Publication | Open Access
Light induction of gene expression in <i>Myxococcus xanthus</i>
54
Citations
10
References
1987
Year
The synthesis of carotenoids by Myxococcus xanthus requires illumination with blue light. Mutations at two loci (carA and carR) remove the blue-light requirement and cause constitutive production of carotenoids. Mutations at a different locus (carB) prevent carotenogenesis in both wild-type and constitutive mutant strains. We describe here three independent car mutations induced by insertion of Tn5 lac, a transposon that carries a transcriptional probe for exogenous promoters. All three transposon insertions block carotenogenesis even in constitutive mutant strains.
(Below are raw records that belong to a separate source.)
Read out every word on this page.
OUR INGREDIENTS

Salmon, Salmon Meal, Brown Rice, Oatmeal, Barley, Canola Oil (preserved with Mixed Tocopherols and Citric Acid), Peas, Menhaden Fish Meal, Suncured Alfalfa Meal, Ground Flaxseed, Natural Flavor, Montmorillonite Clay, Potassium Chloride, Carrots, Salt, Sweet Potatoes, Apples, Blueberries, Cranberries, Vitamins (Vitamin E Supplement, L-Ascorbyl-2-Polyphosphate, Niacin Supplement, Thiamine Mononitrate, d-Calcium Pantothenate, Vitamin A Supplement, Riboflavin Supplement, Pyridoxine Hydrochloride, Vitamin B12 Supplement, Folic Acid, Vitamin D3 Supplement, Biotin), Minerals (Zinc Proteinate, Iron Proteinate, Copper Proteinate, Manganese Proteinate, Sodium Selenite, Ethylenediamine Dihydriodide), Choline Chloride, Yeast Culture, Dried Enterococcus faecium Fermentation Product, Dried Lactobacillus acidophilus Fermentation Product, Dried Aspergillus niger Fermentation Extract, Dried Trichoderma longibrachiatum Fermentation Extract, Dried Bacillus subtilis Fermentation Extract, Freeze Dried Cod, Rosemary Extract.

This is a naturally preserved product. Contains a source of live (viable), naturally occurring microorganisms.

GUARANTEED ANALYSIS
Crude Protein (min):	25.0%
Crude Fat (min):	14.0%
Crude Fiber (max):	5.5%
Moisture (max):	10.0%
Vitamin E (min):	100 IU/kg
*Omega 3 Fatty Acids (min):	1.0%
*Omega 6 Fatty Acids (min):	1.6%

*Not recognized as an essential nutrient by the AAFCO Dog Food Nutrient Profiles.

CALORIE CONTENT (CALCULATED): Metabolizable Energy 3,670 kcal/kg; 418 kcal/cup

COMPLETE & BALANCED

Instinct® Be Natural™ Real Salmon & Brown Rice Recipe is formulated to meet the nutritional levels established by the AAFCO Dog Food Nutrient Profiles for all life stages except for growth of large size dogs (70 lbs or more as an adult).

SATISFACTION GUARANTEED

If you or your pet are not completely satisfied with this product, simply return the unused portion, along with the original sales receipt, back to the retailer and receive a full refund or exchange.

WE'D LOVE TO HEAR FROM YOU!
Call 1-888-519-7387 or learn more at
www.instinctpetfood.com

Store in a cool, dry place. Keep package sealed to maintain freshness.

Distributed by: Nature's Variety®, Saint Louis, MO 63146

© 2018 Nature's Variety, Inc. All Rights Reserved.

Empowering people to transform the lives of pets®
One insertion is in a previously unknown car gene and the other two are in the carB locus. One of the carB insertions expresses beta-galactosidase at very low levels in the dark but is strongly activated by light. When this Tn5 lac insertion is introduced in carA or carR mutants it expresses beta-galactosidase in dark- as well as light-grown cells. We conclude that carotenogenesis in M. xanthus is activated at the level of transcription by a light-induced mechanism in which the carA and the carR loci (or their gene products) take part. The potential usefulness of M. xanthus as a simple and sensitive tool for studies in photobiology is discussed.